Der Vorschlag Rutellis fand im Regierungslager erwartungsgemäß wenig Gegenliebe. Der Präsident der von Berlusconi kontrollierten Mediengesellschaft Mediaset, Fedele Confalonieri meinte etwa, es sei schon schwierig genug, mit drei Kanälen konkurrenzfähig zu sein, mit zweien sei es unmöglich.
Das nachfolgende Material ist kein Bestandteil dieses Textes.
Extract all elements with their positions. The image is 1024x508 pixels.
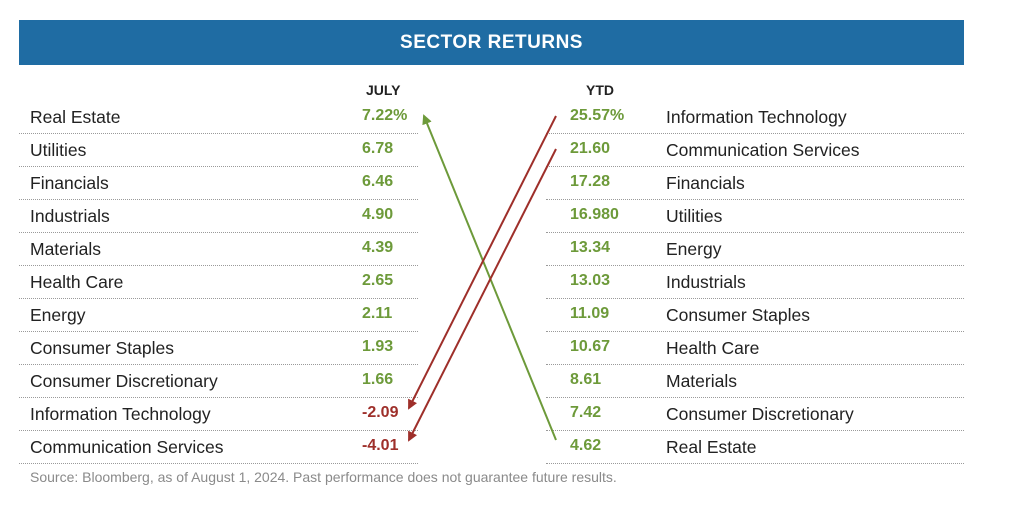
ytd-row-materials: Materials 8.61 xyxy=(546,364,964,398)
july-row-communication-services: Communication Services -4.01 xyxy=(19,430,418,464)
return-value: 21.60 xyxy=(570,140,611,157)
sector-label: Real Estate xyxy=(30,107,121,127)
ytd-row-industrials: Industrials 13.03 xyxy=(546,265,964,299)
return-value: 17.28 xyxy=(570,173,611,190)
sector-label: Utilities xyxy=(666,206,723,226)
return-value: 16.980 xyxy=(570,206,619,223)
ytd-row-utilities: Utilities 16.980 xyxy=(546,199,964,233)
return-value: 6.46 xyxy=(362,173,394,190)
return-value: 1.66 xyxy=(362,371,394,388)
sector-label: Health Care xyxy=(666,338,760,358)
sector-label: Consumer Discretionary xyxy=(30,371,218,391)
title-banner: SECTOR RETURNS xyxy=(19,20,964,65)
july-row-consumer-discretionary: Consumer Discretionary 1.66 xyxy=(19,364,418,398)
sector-label: Health Care xyxy=(30,272,124,292)
return-value: -4.01 xyxy=(362,437,399,454)
sector-label: Industrials xyxy=(30,206,110,226)
july-row-financials: Financials 6.46 xyxy=(19,166,418,200)
return-value: 7.22% xyxy=(362,107,408,124)
source-footnote: Source: Bloomberg, as of August 1, 2024.… xyxy=(30,469,617,485)
ytd-row-communication-services: Communication Services 21.60 xyxy=(546,133,964,167)
return-value: 13.03 xyxy=(570,272,611,289)
ytd-column-header: YTD xyxy=(586,82,614,98)
sector-label: Industrials xyxy=(666,272,746,292)
return-value: 2.65 xyxy=(362,272,394,289)
sector-label: Financials xyxy=(666,173,745,193)
real-estate-arrow xyxy=(422,114,557,441)
sector-label: Information Technology xyxy=(666,107,847,127)
sector-label: Communication Services xyxy=(666,140,860,160)
return-value: 4.39 xyxy=(362,239,394,256)
return-value: 4.62 xyxy=(570,437,602,454)
july-row-information-technology: Information Technology -2.09 xyxy=(19,397,418,431)
return-value: 2.11 xyxy=(362,305,393,322)
sector-label: Materials xyxy=(30,239,101,259)
return-value: 8.61 xyxy=(570,371,602,388)
ytd-row-consumer-staples: Consumer Staples 11.09 xyxy=(546,298,964,332)
return-value: 25.57% xyxy=(570,107,625,124)
sector-label: Utilities xyxy=(30,140,87,160)
sector-label: Real Estate xyxy=(666,437,757,457)
ytd-row-financials: Financials 17.28 xyxy=(546,166,964,200)
ytd-row-consumer-discretionary: Consumer Discretionary 7.42 xyxy=(546,397,964,431)
july-row-materials: Materials 4.39 xyxy=(19,232,418,266)
july-row-utilities: Utilities 6.78 xyxy=(19,133,418,167)
information-technology-arrow xyxy=(408,115,557,410)
sector-label: Energy xyxy=(666,239,722,259)
return-value: 4.90 xyxy=(362,206,394,223)
sector-label: Consumer Staples xyxy=(30,338,174,358)
sector-label: Materials xyxy=(666,371,737,391)
return-value: -2.09 xyxy=(362,404,399,421)
ytd-row-information-technology: Information Technology 25.57% xyxy=(546,100,964,134)
sector-label: Financials xyxy=(30,173,109,193)
sector-label: Information Technology xyxy=(30,404,211,424)
sector-label: Consumer Discretionary xyxy=(666,404,854,424)
sector-label: Energy xyxy=(30,305,86,325)
july-row-energy: Energy 2.11 xyxy=(19,298,418,332)
communication-services-arrow xyxy=(408,148,557,442)
july-column-header: JULY xyxy=(366,82,401,98)
july-row-real-estate: Real Estate 7.22% xyxy=(19,100,418,134)
sector-label: Communication Services xyxy=(30,437,224,457)
ytd-row-health-care: Health Care 10.67 xyxy=(546,331,964,365)
return-value: 13.34 xyxy=(570,239,611,256)
july-row-industrials: Industrials 4.90 xyxy=(19,199,418,233)
ytd-row-energy: Energy 13.34 xyxy=(546,232,964,266)
july-row-health-care: Health Care 2.65 xyxy=(19,265,418,299)
return-value: 6.78 xyxy=(362,140,394,157)
return-value: 1.93 xyxy=(362,338,394,355)
return-value: 11.09 xyxy=(570,305,610,322)
return-value: 7.42 xyxy=(570,404,602,421)
july-row-consumer-staples: Consumer Staples 1.93 xyxy=(19,331,418,365)
sector-label: Consumer Staples xyxy=(666,305,810,325)
page-title: SECTOR RETURNS xyxy=(400,31,583,53)
ytd-row-real-estate: Real Estate 4.62 xyxy=(546,430,964,464)
return-value: 10.67 xyxy=(570,338,611,355)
Die Debatte über die Zukunft des Fernsehsystems ist in Italien besonders aktuell, da am Wochenende das Mandat des RAI-Präsidenten Roberto Zaccaria abläuft. Die Wahl müssen die beiden Parlamentspräsidenten Pier Ferdinando Casini und Marcello Pera treffen, die beide dem Berlusconi-Block angehören. Die Opposition befürchtet, dass Berlusconi den Aufsichtsrat mit treuen Gefolgsleuten besetzen will. Er hätte damit nicht nur die Kontrolle über die drei größten privaten TV-Kanäle seiner Gesellschaft Mediaset, sondern auch über die öffentlich-rechtliche Fernsehanstalt.

Die Opposition beansprucht, dass zwei der fünf Sitze im RAI-Aufsichtsrat Vertretern des Mitte-Links-Blocks zugesprochen werden, die Mitte-Rechts-Koalition wehrt sich heftig dagegen.

Dabei sieht sich Berlusconi, der vergangenes Wochenende beim EU-Außenministertreffen in Caceres erwarteter Kritik der europäischen Verbündeten mit Statistiken zuvorkommen wollte, mit denen er nachzuweisen versuchte, das staatliche Fernsehen habe ihm im Vorjahr einen noch deutlicheren Wahlsieg vermasselt, auch mit Begehrlichkeiten aus dem eigenen Lager konfrontiert. Der Chef der Lega Nord, Reformminister Umberto Bossi droht ihm mit einem Alleingang bei den Kommunalwahlen am 26. Mai, sollte die Lega Nord keinen Vertreter im RAI-Aufsichtsrat erhalten.